The entire WSE performs the layer 1 forward computations.
The computed activations for layer 1 remain in the WSE memory.
Next, the layer 2 is loaded onto the WSE, and the layer 2 weights are streamed from the external host into the WSE.
The entire WSE performs the layer 2 forward computations using the layer 1 activations that are in the WSE memory.
The computed activations for layer 2 remain in the WSE memory, to be used for layer 3 forward compute.
In this manner, the forward compute for each layer is performed by using the stored computed activations of the prior layer. The computed activations of the current layer, in turn, are stored on the WSE memory to be used by the next layer that is loaded.
At the final output loss computation layer, the ground truth labels from the training data are used to compute the network loss delta. This loss delta is used to compute the gradients during the backward pass.

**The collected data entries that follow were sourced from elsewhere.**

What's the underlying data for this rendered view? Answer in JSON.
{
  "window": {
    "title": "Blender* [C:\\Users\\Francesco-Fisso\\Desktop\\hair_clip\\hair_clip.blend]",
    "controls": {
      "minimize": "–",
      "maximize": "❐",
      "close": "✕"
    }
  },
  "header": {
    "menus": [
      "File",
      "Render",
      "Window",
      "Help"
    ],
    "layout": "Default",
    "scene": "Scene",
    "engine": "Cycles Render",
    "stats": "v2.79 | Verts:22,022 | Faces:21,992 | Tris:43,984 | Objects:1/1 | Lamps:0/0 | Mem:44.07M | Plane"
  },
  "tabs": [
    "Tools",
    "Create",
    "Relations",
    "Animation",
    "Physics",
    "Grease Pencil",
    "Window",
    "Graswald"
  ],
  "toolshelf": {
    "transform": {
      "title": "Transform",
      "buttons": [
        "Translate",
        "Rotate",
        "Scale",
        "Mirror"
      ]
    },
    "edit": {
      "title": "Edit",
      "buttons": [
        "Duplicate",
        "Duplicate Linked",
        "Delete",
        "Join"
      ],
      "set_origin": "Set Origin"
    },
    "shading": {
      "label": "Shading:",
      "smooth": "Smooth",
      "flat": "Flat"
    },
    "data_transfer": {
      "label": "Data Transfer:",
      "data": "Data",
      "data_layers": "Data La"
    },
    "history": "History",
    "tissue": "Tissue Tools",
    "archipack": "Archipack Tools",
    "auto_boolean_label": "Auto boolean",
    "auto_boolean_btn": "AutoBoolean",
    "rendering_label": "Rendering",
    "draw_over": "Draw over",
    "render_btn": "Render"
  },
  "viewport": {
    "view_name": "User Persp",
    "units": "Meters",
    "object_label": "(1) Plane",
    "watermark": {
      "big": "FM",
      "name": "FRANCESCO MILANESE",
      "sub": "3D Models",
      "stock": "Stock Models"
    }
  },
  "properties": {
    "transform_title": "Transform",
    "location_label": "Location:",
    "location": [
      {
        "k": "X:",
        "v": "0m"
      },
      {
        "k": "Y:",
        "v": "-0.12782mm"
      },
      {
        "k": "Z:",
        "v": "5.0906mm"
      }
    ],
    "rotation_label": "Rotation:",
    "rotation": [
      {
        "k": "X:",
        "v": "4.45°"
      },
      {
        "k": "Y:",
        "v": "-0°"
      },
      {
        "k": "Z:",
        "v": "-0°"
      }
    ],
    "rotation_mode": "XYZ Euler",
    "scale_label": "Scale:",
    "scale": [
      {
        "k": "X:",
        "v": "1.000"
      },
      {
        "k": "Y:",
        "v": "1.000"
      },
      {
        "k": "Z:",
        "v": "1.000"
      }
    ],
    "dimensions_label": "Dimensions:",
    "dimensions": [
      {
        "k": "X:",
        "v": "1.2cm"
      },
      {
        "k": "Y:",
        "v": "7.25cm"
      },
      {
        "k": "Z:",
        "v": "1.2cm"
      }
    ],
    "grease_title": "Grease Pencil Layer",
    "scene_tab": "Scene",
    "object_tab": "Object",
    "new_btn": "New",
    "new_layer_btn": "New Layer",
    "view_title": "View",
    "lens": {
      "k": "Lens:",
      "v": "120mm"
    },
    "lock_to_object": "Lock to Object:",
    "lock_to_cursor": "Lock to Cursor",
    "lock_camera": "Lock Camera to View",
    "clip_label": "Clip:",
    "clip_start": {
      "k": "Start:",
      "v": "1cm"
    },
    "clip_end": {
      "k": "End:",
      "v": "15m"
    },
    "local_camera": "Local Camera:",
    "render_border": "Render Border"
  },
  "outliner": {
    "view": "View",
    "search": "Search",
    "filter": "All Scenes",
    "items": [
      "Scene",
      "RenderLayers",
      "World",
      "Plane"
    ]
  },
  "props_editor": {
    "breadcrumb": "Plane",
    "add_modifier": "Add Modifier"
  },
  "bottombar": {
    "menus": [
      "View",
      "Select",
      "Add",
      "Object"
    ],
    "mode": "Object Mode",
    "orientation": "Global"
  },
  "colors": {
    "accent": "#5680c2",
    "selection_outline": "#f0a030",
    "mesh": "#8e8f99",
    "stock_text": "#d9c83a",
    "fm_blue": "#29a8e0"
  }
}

See the WSE snapshots below showing each forward compute layer for training data input sample 1.
In the above WSE snapshots, the rectangles only indicate the key operations that are performed on the WSE. These rectangles as shown do not represent how these operations are distributed on the WSE.
Similarly, in the backward pass:
The layer 3 weights are streamed in and the WSE performs the gradient and delta computations for the layer 3.
The above-computed layer 3 gradients are streamed out of wafer to the external host. The external host uses these gradients to update the layer weights.
Next, the layer 2 weights are streamed in and the WSE similarly performs the gradient and delta computations for the layer 2. The layer 2 gradients are then streamed out of the wafer to the external host where weight updates occur.
The backward pass continues in this manner until layer 1 gradients are streamed out to the external host where the weights are updated and the next forward pass begins with the updated weights.